Otherwise, the Aeroplan cards are definitely appealing, as you can earn the full advertised bonus within one year, only paying one annual fee if you wish.

Best Offers Ever: Target the Highest All-Time Highs

Let’s face it: even with the credit card market booming, we’re probably never going to see elevated offers this big again. These aren’t just a modest bump, they’re orders of magnitude better than ever. So how do we maximize the uniqueness of this opportunity?

In the US, where Amex welcome bonuses are once in a lifetime, it’s often best to wait for an all-time high offer before you apply. But as Amex Canada takes its cues from south of the border, we cardholders must also weigh whether it’s worth the risk to attempt to get a repeat welcome bonus.

If you’re willing to open every card you can get your hands on, but can’t open too many cards too fast, you might consider saving some for later.

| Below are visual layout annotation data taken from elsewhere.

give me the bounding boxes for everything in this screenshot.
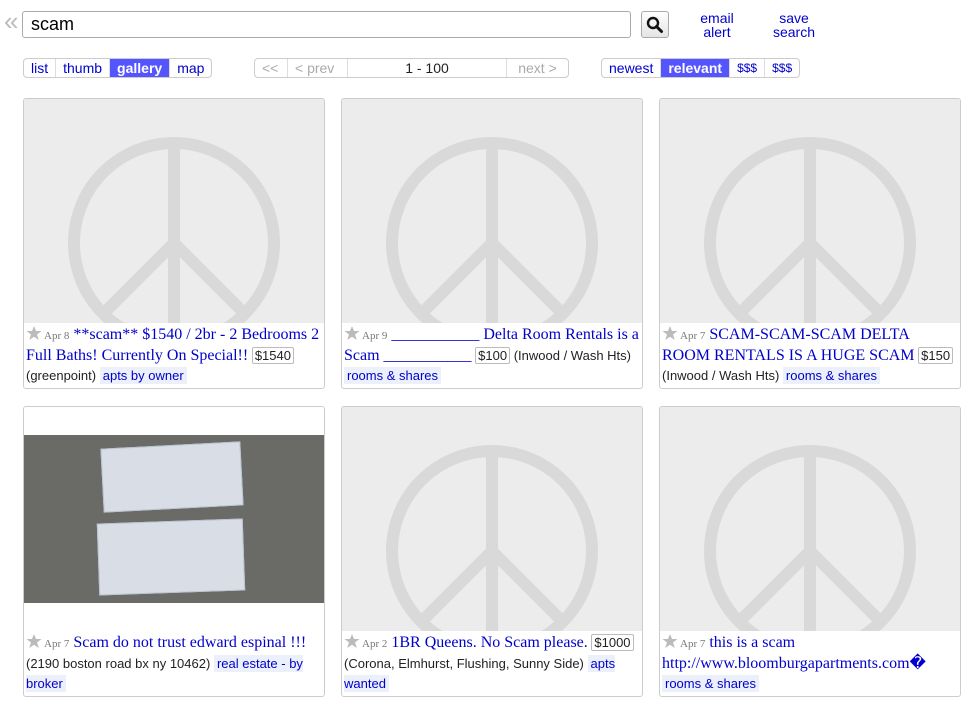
listing-price: $150 <box>918 347 954 364</box>
view-map[interactable]: map <box>170 59 211 77</box>
listing-date: Apr 9 <box>362 330 388 342</box>
save-search-line2: search <box>772 24 816 40</box>
receipt-image-top <box>100 441 244 513</box>
pager-range: 1 - 100 <box>348 59 507 77</box>
listing-image[interactable] <box>24 99 324 323</box>
star-icon[interactable] <box>344 633 360 649</box>
listing-card[interactable]: Apr 2 1BR Queens. No Scam please. $1000 (… <box>341 406 643 697</box>
star-icon[interactable] <box>26 325 42 341</box>
listing-title[interactable]: 1BR Queens. No Scam please. <box>391 634 587 651</box>
listing-location: (Inwood / Wash Hts) <box>662 368 780 383</box>
listing-info: Apr 8 **scam** $1540 / 2br - 2 Bedrooms 2… <box>26 325 322 386</box>
save-search-link[interactable]: save search <box>770 11 818 39</box>
listing-image[interactable] <box>342 407 642 631</box>
star-icon[interactable] <box>662 325 678 341</box>
listing-date: Apr 7 <box>44 638 70 650</box>
star-icon[interactable] <box>344 325 360 341</box>
email-alert-line2: alert <box>703 24 731 40</box>
receipt-photo <box>24 435 324 603</box>
listing-info: Apr 7 Scam do not trust edward espinal !!… <box>26 633 322 694</box>
peace-sign-icon <box>386 137 598 323</box>
pager-prev[interactable]: < prev <box>288 59 348 77</box>
peace-sign-icon <box>704 445 916 631</box>
email-alert-link[interactable]: email alert <box>699 11 735 39</box>
listing-card[interactable]: Apr 7 SCAM-SCAM-SCAM DELTA ROOM RENTALS I… <box>659 98 961 389</box>
listing-date: Apr 8 <box>44 330 70 342</box>
listing-price: $1000 <box>591 634 634 651</box>
view-gallery[interactable]: gallery <box>110 59 171 77</box>
save-search-line1: save <box>779 10 809 26</box>
sort-price-low[interactable]: $$$ <box>730 59 766 77</box>
listing-image[interactable] <box>24 407 324 631</box>
pager-next[interactable]: next > <box>507 59 568 77</box>
view-thumb[interactable]: thumb <box>56 59 111 77</box>
pager: << < prev 1 - 100 next > <box>254 58 569 78</box>
receipt-image-bottom <box>96 518 246 596</box>
view-list[interactable]: list <box>24 59 57 77</box>
listing-card[interactable]: Apr 7 Scam do not trust edward espinal !!… <box>23 406 325 697</box>
search-button[interactable] <box>641 11 669 38</box>
sort-switch: newest relevant $$$ $$$ <box>601 58 801 78</box>
star-icon[interactable] <box>26 633 42 649</box>
listing-location: (2190 boston road bx ny 10462) <box>26 656 211 671</box>
sort-relevant[interactable]: relevant <box>661 59 731 77</box>
back-chevron-icon[interactable]: « <box>4 8 19 34</box>
listing-date: Apr 7 <box>680 330 706 342</box>
listing-category[interactable]: rooms & shares <box>344 367 442 384</box>
listing-date: Apr 7 <box>680 638 706 650</box>
magnifier-icon <box>646 16 663 33</box>
listing-info: Apr 2 1BR Queens. No Scam please. $1000 (… <box>344 633 640 694</box>
peace-sign-icon <box>704 137 916 323</box>
listing-card[interactable]: Apr 9 ___________ Delta Room Rentals is a… <box>341 98 643 389</box>
listing-image[interactable] <box>660 407 960 631</box>
listing-image[interactable] <box>660 99 960 323</box>
star-icon[interactable] <box>662 633 678 649</box>
listing-location: (Inwood / Wash Hts) <box>513 348 631 363</box>
sort-newest[interactable]: newest <box>602 59 662 77</box>
listing-card[interactable]: Apr 8 **scam** $1540 / 2br - 2 Bedrooms 2… <box>23 98 325 389</box>
listing-category[interactable]: rooms & shares <box>782 367 880 384</box>
view-mode-switch: list thumb gallery map <box>23 58 213 78</box>
listing-price: $1540 <box>251 347 294 364</box>
listing-date: Apr 2 <box>362 638 388 650</box>
listing-location: (Corona, Elmhurst, Flushing, Sunny Side) <box>344 656 584 671</box>
listing-category[interactable]: apts by owner <box>99 367 187 384</box>
listing-price: $100 <box>475 347 511 364</box>
listing-info: Apr 9 ___________ Delta Room Rentals is a… <box>344 325 640 386</box>
listing-title[interactable]: Scam do not trust edward espinal !!! <box>73 634 306 651</box>
email-alert-line1: email <box>700 10 734 26</box>
search-input[interactable] <box>22 11 631 38</box>
peace-sign-icon <box>68 137 280 323</box>
listing-category[interactable]: rooms & shares <box>662 675 760 692</box>
listing-image[interactable] <box>342 99 642 323</box>
listing-info: Apr 7 SCAM-SCAM-SCAM DELTA ROOM RENTALS I… <box>662 325 958 386</box>
listing-location: (greenpoint) <box>26 368 97 383</box>
pager-first[interactable]: << <box>255 59 288 77</box>
sort-price-high[interactable]: $$$ <box>765 59 799 77</box>
peace-sign-icon <box>386 445 598 631</box>
listing-card[interactable]: Apr 7 this is a scam http://www.bloomburg… <box>659 406 961 697</box>
listing-info: Apr 7 this is a scam http://www.bloomburg… <box>662 633 958 694</box>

As you choose which cards to open now, pick the ones with the most additional value on top of their usual offers.

For example, the Aeroplan Reserve Card is now offering 150,000 points, instead of its previous offer of 75,000 points. Valued at 2.1 cents per point, the extra 75,000 points are worth $1,575.

The core Aeroplan Card is now offering 75,000 points, compared to its baseline offer of 50,000 points (assuming you convert the Buddy Pass into 30,000 points). By applying now, you’d get an extra 25,000 points, worth $525.

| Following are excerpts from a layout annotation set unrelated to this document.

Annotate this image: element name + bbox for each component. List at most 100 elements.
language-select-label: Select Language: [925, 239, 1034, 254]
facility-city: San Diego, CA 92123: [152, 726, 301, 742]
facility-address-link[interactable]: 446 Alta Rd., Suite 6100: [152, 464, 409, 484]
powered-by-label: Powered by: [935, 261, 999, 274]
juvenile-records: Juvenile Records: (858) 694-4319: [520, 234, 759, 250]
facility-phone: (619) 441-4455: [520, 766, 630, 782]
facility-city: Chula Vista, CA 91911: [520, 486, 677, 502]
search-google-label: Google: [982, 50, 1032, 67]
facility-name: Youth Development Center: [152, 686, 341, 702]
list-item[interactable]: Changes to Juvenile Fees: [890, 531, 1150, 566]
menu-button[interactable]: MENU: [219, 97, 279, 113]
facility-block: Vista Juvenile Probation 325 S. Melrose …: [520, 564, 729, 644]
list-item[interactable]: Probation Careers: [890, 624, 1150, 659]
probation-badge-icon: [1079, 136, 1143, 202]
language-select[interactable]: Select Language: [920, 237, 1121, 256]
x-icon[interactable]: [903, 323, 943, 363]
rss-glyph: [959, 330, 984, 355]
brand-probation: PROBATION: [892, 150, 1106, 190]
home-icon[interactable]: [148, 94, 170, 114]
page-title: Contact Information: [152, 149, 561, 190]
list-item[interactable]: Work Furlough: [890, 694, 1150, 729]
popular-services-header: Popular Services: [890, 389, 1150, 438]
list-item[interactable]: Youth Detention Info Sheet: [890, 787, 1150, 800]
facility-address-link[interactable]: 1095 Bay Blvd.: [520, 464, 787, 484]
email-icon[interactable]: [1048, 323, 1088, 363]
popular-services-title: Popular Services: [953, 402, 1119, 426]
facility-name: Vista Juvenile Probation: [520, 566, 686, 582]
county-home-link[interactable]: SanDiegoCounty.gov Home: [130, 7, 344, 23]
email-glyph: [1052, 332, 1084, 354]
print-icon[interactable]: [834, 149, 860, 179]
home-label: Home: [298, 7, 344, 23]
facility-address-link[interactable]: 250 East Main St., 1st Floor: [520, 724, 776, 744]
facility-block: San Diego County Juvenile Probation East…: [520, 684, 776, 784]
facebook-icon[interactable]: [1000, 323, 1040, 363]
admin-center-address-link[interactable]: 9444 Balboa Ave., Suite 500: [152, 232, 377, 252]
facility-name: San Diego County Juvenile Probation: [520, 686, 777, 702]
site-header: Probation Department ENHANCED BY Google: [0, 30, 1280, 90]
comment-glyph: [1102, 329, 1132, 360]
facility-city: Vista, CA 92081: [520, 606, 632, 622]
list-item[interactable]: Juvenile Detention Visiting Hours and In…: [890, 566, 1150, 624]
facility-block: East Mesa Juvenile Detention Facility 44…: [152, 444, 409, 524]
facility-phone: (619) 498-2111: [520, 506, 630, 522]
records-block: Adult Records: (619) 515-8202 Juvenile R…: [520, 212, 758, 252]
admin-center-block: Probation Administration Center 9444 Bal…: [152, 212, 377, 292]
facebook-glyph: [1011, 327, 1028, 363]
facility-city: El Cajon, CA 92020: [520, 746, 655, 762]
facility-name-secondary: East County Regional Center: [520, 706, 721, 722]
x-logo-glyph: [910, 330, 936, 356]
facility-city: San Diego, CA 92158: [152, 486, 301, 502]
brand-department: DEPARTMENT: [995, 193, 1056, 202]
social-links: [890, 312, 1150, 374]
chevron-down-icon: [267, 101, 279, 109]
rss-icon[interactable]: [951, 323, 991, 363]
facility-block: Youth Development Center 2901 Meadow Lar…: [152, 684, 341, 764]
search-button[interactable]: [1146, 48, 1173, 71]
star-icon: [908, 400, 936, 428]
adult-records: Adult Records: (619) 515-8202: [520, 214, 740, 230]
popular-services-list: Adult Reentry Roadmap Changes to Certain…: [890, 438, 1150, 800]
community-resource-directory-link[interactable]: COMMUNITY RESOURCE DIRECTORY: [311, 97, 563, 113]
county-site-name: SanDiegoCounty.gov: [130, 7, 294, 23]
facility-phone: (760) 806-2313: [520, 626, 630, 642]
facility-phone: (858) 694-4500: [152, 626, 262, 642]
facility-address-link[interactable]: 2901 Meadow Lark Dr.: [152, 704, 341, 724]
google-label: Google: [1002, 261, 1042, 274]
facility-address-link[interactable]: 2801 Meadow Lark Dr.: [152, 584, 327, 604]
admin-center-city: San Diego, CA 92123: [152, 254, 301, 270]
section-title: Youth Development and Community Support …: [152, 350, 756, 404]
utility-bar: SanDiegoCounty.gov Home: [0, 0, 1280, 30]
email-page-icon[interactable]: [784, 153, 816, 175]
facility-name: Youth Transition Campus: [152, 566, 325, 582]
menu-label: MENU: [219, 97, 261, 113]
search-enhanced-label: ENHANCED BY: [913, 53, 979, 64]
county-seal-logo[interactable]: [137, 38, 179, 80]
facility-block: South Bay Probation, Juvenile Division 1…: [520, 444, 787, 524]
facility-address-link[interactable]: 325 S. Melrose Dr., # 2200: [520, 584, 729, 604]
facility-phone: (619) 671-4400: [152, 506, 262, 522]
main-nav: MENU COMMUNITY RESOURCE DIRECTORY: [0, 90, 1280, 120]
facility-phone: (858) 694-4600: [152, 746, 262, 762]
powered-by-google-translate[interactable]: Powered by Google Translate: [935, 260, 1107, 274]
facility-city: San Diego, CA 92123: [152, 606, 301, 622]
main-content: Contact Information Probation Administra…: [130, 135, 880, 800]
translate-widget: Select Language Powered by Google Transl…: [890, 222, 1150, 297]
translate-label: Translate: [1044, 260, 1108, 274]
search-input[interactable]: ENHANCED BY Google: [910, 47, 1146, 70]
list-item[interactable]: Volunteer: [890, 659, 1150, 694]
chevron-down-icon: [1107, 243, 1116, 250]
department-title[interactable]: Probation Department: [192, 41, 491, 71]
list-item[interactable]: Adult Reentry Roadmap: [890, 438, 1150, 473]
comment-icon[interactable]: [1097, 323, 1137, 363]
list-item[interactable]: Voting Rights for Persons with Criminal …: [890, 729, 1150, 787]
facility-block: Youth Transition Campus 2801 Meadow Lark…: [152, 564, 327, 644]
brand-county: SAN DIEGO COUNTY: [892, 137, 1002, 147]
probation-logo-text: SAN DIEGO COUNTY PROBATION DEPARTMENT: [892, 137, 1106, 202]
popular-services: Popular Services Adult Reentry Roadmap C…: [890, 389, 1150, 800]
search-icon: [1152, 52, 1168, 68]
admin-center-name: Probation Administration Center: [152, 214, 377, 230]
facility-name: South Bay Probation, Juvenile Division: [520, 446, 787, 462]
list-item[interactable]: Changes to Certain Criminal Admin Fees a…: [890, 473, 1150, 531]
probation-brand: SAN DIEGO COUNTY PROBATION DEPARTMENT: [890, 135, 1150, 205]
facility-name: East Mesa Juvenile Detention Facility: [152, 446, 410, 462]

Clearly the swing is much bigger on the premium card. If you take a “one now, one later” approach, you should definitely prioritize the premium card now:

  • Aeroplan Reserve Card now at 150,000 points + Aeroplan Card later at 50,000 points = total of 200,000 points
  • Aeroplan Card now at 75,000 points + Aeroplan Reserve Card later at 75,000 points = total of 150,000 points

Likewise, I’d look to nab the Platinum Card before a Bonvoy card. With an extra 85,000 MR points on the table compared to before, nobody’s going to miss an extra 40,000 Bonvoy points.

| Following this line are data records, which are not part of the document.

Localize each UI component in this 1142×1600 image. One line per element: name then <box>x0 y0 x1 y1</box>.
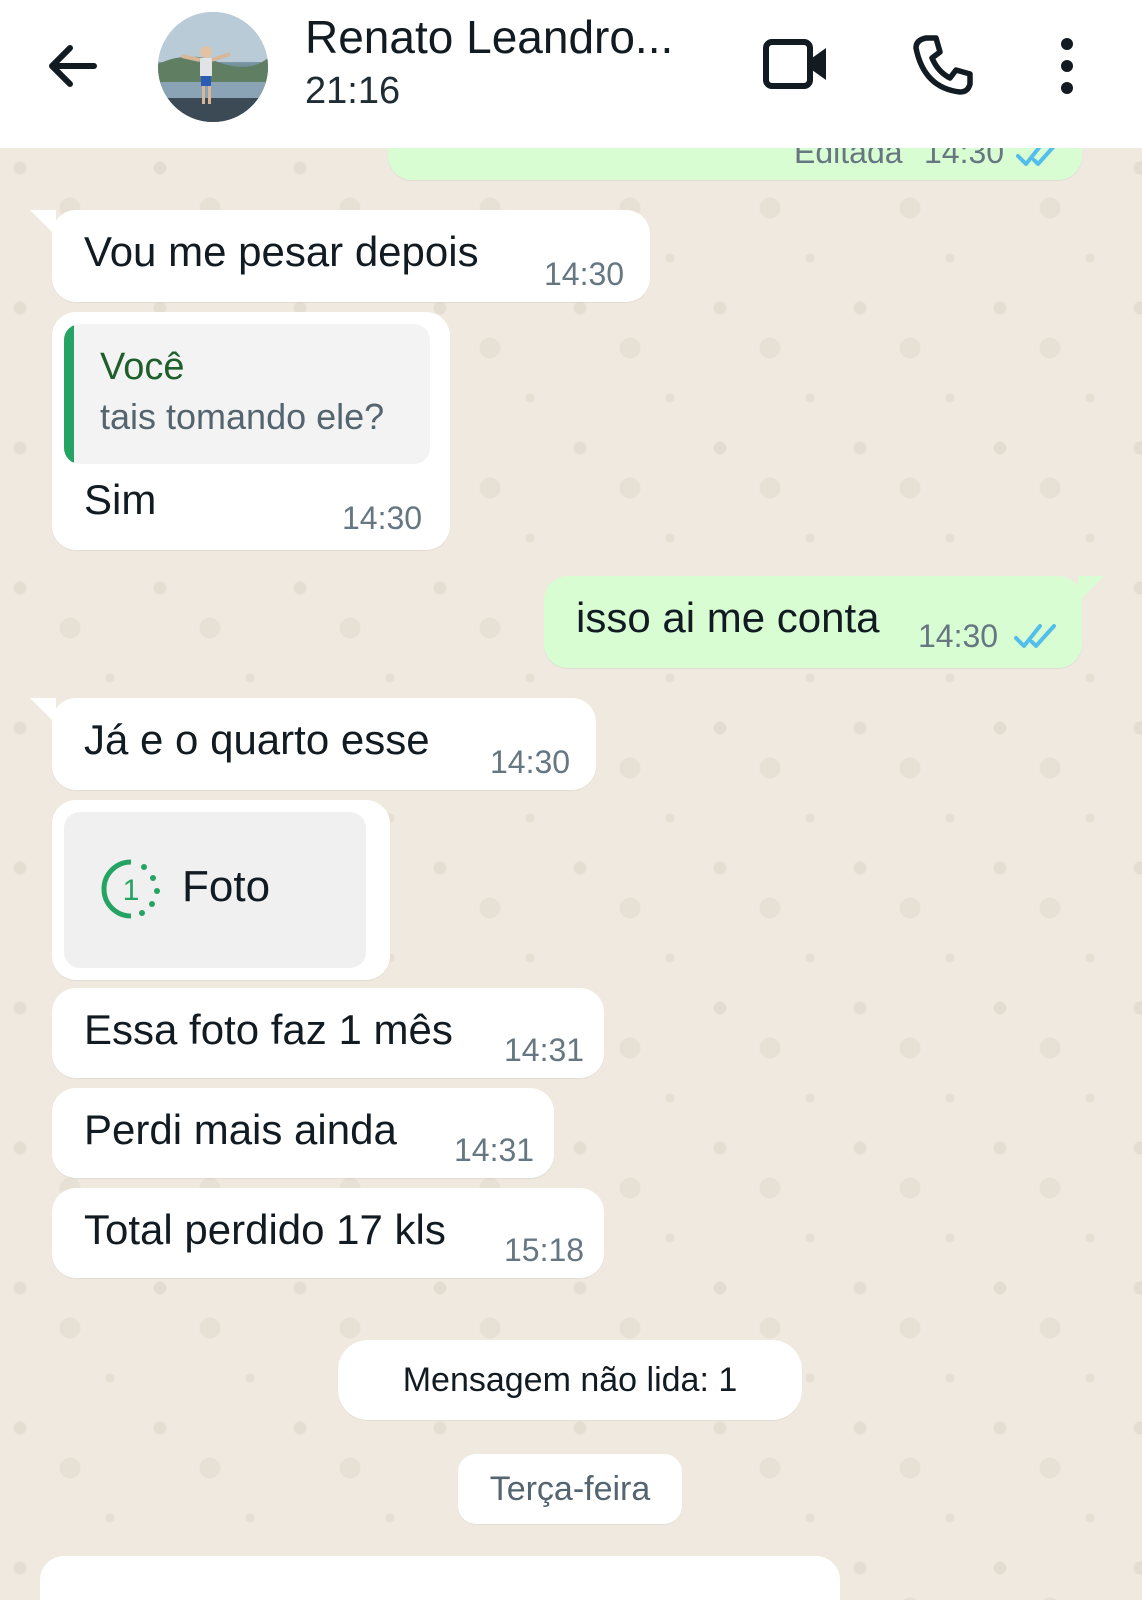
message-incoming[interactable]: Já e o quarto esse 14:30 <box>30 698 596 790</box>
quote-text: tais tomando ele? <box>100 396 385 437</box>
more-vertical-icon <box>1061 38 1073 94</box>
message-incoming-reply[interactable]: Você tais tomando ele? Sim 14:30 <box>52 312 450 550</box>
photo-label: Foto <box>182 862 271 911</box>
unread-banner-text: Mensagem não lida: 1 <box>402 1361 738 1399</box>
message-outgoing-edited[interactable]: Editada 14:30 <box>388 148 1082 180</box>
message-time: 14:30 <box>342 500 423 536</box>
message-time: 14:30 <box>924 148 1005 170</box>
unread-messages-banner: Mensagem não lida: 1 <box>338 1340 802 1420</box>
quote-author: Você <box>100 346 185 388</box>
message-time: 15:18 <box>504 1232 585 1268</box>
more-options-button[interactable] <box>1052 34 1082 98</box>
read-ticks-icon <box>1016 148 1056 166</box>
video-call-button[interactable] <box>762 36 832 92</box>
avatar-photo <box>158 12 268 122</box>
message-time: 14:31 <box>454 1132 535 1168</box>
message-text: Já e o quarto esse <box>84 716 430 763</box>
message-list[interactable]: Editada 14:30 Vou me pesar depois 14:30 … <box>0 148 1142 1600</box>
view-once-count: 1 <box>123 874 140 907</box>
message-text: Sim <box>84 476 157 523</box>
message-incoming[interactable]: Perdi mais ainda 14:31 <box>52 1088 554 1178</box>
chat-header: Renato Leandro... 21:16 <box>0 0 1142 148</box>
back-arrow-icon <box>49 45 97 87</box>
last-seen-status: 21:16 <box>305 70 401 112</box>
message-text: Vou me pesar depois <box>84 228 479 275</box>
quote-accent-bar <box>64 324 74 464</box>
message-text: Perdi mais ainda <box>84 1106 397 1153</box>
message-time: 14:31 <box>504 1032 585 1068</box>
message-outgoing[interactable]: isso ai me conta 14:30 <box>544 576 1104 668</box>
back-button[interactable] <box>40 34 104 98</box>
bubble-tail <box>30 698 56 724</box>
view-once-photo-button[interactable]: 1 Foto <box>64 812 366 968</box>
contact-name[interactable]: Renato Leandro... <box>305 10 673 64</box>
date-separator-text: Terça-feira <box>489 1470 651 1508</box>
message-time: 14:30 <box>918 618 999 654</box>
message-text: Essa foto faz 1 mês <box>84 1006 453 1053</box>
message-time: 14:30 <box>544 256 625 292</box>
message-incoming-partial[interactable] <box>40 1556 840 1600</box>
voice-call-button[interactable] <box>912 32 976 96</box>
message-incoming[interactable]: Vou me pesar depois 14:30 <box>30 210 650 302</box>
video-camera-icon <box>763 39 826 89</box>
read-ticks-icon <box>1014 624 1056 648</box>
contact-avatar[interactable] <box>158 12 268 122</box>
message-view-once-photo[interactable]: 1 Foto <box>52 800 390 980</box>
phone-icon <box>913 35 973 95</box>
message-text: Total perdido 17 kls <box>84 1206 446 1253</box>
message-text: isso ai me conta <box>576 594 880 641</box>
edited-label: Editada <box>794 148 903 170</box>
message-incoming[interactable]: Total perdido 17 kls 15:18 <box>52 1188 604 1278</box>
message-time: 14:30 <box>490 744 571 780</box>
quoted-message[interactable]: Você tais tomando ele? <box>64 324 430 464</box>
date-separator: Terça-feira <box>458 1454 682 1524</box>
view-once-icon: 1 <box>101 859 160 919</box>
bubble-tail <box>30 210 56 236</box>
message-incoming[interactable]: Essa foto faz 1 mês 14:31 <box>52 988 604 1078</box>
bubble-tail <box>1078 576 1104 602</box>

Here’s an extremely subjective breakdown of the value you might expect to lose by applying for each card at a later date – and therefore, what you’d gain by applying now:

Card

Current Best Offer

Projected Future Offer

Approximate Value Difference

Aeroplan Business Reserve

150,000 Aeroplan points

75,000 Aeroplan points

$1,575

Aeroplan Reserve

150,000 Aeroplan points

75,000–100,000 Aeroplan points

$1,050–1,575

Platinum

150,000 MR points

60,000–100,000 MR points

$462–1,342

Aeroplan

75,000 Aeroplan points

20,000–50,000 Aeroplan points

$525–1,155

Air Miles Reserve

7,500 Air Miles

2,000–3,000 Air Miles

$525–675

Business Platinum

100,000 MR points

75,000–100,000 MR points

$0–550

Business Gold

60,000 MR points

40,000 MR points

$440

Business Edge

55,000 MR Select points

40,000 MR Select points

$225

Bonvoy

105,000 Bonvoy points

65,000 Bonvoy points

$225

Bonvoy Business

105,000 Bonvoy points

65,000 Bonvoy points

$225

Even if the premium cards settle long-term around 100,000 points, higher than they were before, you’d still be giving up 50,000 points, worth $1,000+, by putting those cards off. After all, the bigger they come, the harder they fall.

Maybe it’s a fool’s errand trying to forecast where the industry will go in the future, but generally speaking, I’d say that a great boost on a great card is a stronger play than a good boost on a good card.

Summer of Amex Number Cruncher

Clearly there’s no one answer – that’s why this is such an interesting question!

Play around with the parameters that capture your constraints, and let the numbers speak for themselves.

Points Valuations
MR
MR Select
Aeroplan
Bonvoy
Air Miles
Settings
Keeper Card

Spend Categories


Card Net Gain ↕ Return on Spend ↕ Return on Fees ↕

Conclusion

As much as we like to hype up every amazing credit card offer, it's never as simple as just getting the biggest and best ones out there. With so many glistening signup bonuses this summer, we can never quite catch them all, and it can be very overwhelming trying to analyze everything.

With less than three weeks left before these offers end on August 3, 2021, the clock is ticking to get your plan in place.

Because these offers are so short-lived, you'll have to take on the fees and spend concurrently. Don't bite off more than you can chew, and be sure to prioritize the opportunities that will bring you the most value.